Those who have read my previous posts will know I was planning on using the SSIS SharePoint Connectors for extracting data from SharePoint to SQL Server. All was going swimmingly well until I deployed them onto the server, then for some reason (and I spent a day scratching my head) they did not work. Unfortunately on this server I have limited debugging resources, and had to make a risk based decision. Do I put in debugging, find out why it does not work then fix it or try another solution. I have never struggled a whole day on a problem like that before, and at 5 in the morning (whilst asleep) I had a blinding idea!
The basic idea is to use the ADO.Net SqlBulkCopy to insert the data, but my main challenge is to make this configurable so that any SharePoint list can be inserted into any SQL Server table. To do so I have created a number of objects which store the required data. These are described below, but on a very basic level it mimics the SharePoint hierarchy.
Class | Properties |
SharepointSite | string SiteURL |
string AuditList | |
List<SharepointList> Lists | |
SharepointList | string ListName |
string SQLTableName | |
List<SharepointField> Fields | |
SharepointField | string FieldName |
string SQLFieldName |
Then using the method below we can insert the data into database,SharepointList is the object model above, the DataTable is the SharePoint list data in form of a DataSet table and the connectionstring is self explanatory.
- private static void InsertIntoDatabase(SharepointList sharepointList, DataTable data, string connectionString)
- {
- //connectionstring
- using (var connection = new SqlConnection(connectionString))
- {
- var bulkCopy = new SqlBulkCopy(connection)
- {
- DestinationTableName = sharepointList.SQLTableName
- };
- foreach (var field in sharepointList.Fields)
- {
- var mapping = new SqlBulkCopyColumnMapping
- {
- DestinationColumn = field.SQLFieldName,
- SourceColumn = field.FieldName
- };
- bulkCopy.ColumnMappings.Add(mapping);
- }
- connection.Open();
- bulkCopy.WriteToServer(data);
- }
- }
The clever bit is using Serialization for the configuration. By Serializing and De-serializing the data into and out of XML we can now use any combination of Sharepoint Lists and SQL Tables. The code below shows how to do this. You will need to mark classes as Serializable see here.

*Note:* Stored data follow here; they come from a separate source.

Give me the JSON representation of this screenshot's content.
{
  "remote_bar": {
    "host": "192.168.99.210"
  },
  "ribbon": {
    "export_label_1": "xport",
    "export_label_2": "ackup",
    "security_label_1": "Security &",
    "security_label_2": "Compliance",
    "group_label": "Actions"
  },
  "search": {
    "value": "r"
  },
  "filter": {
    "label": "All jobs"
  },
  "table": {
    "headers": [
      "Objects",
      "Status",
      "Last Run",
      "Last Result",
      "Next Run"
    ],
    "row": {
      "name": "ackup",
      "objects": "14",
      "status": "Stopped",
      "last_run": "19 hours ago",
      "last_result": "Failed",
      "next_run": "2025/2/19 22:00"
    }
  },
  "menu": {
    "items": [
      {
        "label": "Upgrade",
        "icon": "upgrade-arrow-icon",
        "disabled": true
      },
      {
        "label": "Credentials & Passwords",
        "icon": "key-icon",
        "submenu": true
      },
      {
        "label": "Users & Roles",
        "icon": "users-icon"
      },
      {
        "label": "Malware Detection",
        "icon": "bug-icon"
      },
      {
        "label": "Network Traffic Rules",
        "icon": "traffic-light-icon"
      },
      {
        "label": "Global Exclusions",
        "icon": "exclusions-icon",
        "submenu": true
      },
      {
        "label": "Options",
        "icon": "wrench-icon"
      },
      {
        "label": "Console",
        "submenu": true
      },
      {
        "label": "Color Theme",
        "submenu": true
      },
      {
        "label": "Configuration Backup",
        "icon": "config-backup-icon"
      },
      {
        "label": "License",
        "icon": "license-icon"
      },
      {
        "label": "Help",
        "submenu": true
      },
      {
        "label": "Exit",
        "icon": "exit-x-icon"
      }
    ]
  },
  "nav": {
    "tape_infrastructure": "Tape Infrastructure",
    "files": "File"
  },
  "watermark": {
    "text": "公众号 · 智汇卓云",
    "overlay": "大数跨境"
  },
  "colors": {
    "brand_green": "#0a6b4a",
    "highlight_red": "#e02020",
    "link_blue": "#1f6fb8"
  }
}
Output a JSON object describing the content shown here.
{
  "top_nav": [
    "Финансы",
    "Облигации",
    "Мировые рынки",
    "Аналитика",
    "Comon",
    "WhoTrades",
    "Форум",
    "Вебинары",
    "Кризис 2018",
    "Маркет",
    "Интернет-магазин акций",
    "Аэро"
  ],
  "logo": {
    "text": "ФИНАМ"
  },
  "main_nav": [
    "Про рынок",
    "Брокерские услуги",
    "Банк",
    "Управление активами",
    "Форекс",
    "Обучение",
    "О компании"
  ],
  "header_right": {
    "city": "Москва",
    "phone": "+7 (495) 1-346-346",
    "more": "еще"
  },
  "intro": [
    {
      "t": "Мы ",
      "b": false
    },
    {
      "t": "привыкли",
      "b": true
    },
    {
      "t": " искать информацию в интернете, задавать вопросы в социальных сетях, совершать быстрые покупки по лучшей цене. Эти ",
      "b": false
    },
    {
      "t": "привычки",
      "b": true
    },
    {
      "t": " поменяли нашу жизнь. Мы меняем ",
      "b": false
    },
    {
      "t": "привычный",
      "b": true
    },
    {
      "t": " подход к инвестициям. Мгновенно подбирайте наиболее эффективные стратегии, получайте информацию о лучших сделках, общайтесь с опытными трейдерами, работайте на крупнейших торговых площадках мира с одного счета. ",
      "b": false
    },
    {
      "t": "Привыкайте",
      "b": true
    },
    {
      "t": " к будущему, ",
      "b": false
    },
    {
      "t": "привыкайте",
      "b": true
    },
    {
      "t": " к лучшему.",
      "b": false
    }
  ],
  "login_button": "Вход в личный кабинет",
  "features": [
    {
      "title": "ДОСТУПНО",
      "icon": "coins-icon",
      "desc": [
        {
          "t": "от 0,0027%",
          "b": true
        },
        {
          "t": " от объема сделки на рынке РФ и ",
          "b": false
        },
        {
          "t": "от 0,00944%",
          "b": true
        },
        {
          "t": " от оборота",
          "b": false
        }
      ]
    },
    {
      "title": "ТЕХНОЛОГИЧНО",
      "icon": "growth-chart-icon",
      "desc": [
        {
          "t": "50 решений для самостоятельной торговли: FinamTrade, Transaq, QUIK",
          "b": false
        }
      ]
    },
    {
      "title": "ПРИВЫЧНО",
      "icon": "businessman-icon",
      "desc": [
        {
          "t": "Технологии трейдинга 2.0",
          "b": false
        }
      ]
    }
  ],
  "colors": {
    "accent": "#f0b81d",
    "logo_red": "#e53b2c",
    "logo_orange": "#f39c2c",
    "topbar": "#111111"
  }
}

- private static SharepointSite GetSharepointSitefromSettings()
- {
- var mappingFile = ConfigurationSettings.AppSettings["MappingFile"];
- var ser = new XmlSerializer(typeof(SharepointSite));
- var xmlReader = new XmlTextReader(mappingFile);
- var sharepointSite = (SharepointSite)ser.Deserialize(xmlReader);
- xmlReader.Close();
- return sharepointSite;
- }
And this is a snippet of the XML
<SharepointSite xmlns:xsi="http://www.w3.org/2001/XMLSchema-instance" xmlns:xsd="http://www.w3.org/2001/XMLSchema">
<SiteURL>http://srvJupiter</SiteURL>
<Lists>
<SharepointList>
<ListName>Projects</ListName>
<SQLTableName>ProjectsStaging</SQLTableName>
<Fields>
<SharepointField>
<FieldName>Title</FieldName>
<SQLFieldName>Title</SQLFieldName>
</SharepointField>
<SharepointField>
<FieldName>ID</FieldName>
<SQLFieldName>ID</SQLFieldName>
</SharepointField>
</Fields>
</SharepointList>
</Lists>
</SharepointSite>
Conclusion
I hope this gives an insight on how I solved my problem.
Obviously this is not the complete solution, as that is too large to go into detail;
- I made this as a SharePoint Timer Job, which requires a OWSTimer.exe.config file for the settings. I stored the mappings in a separate file, which allows you to keep the xml format.
- The timer job also runs stored procedures before and after the import, which allows data transformations to happen.
- Audit data is written to a SharePoint list as well.
But there is enough code here to create a POC.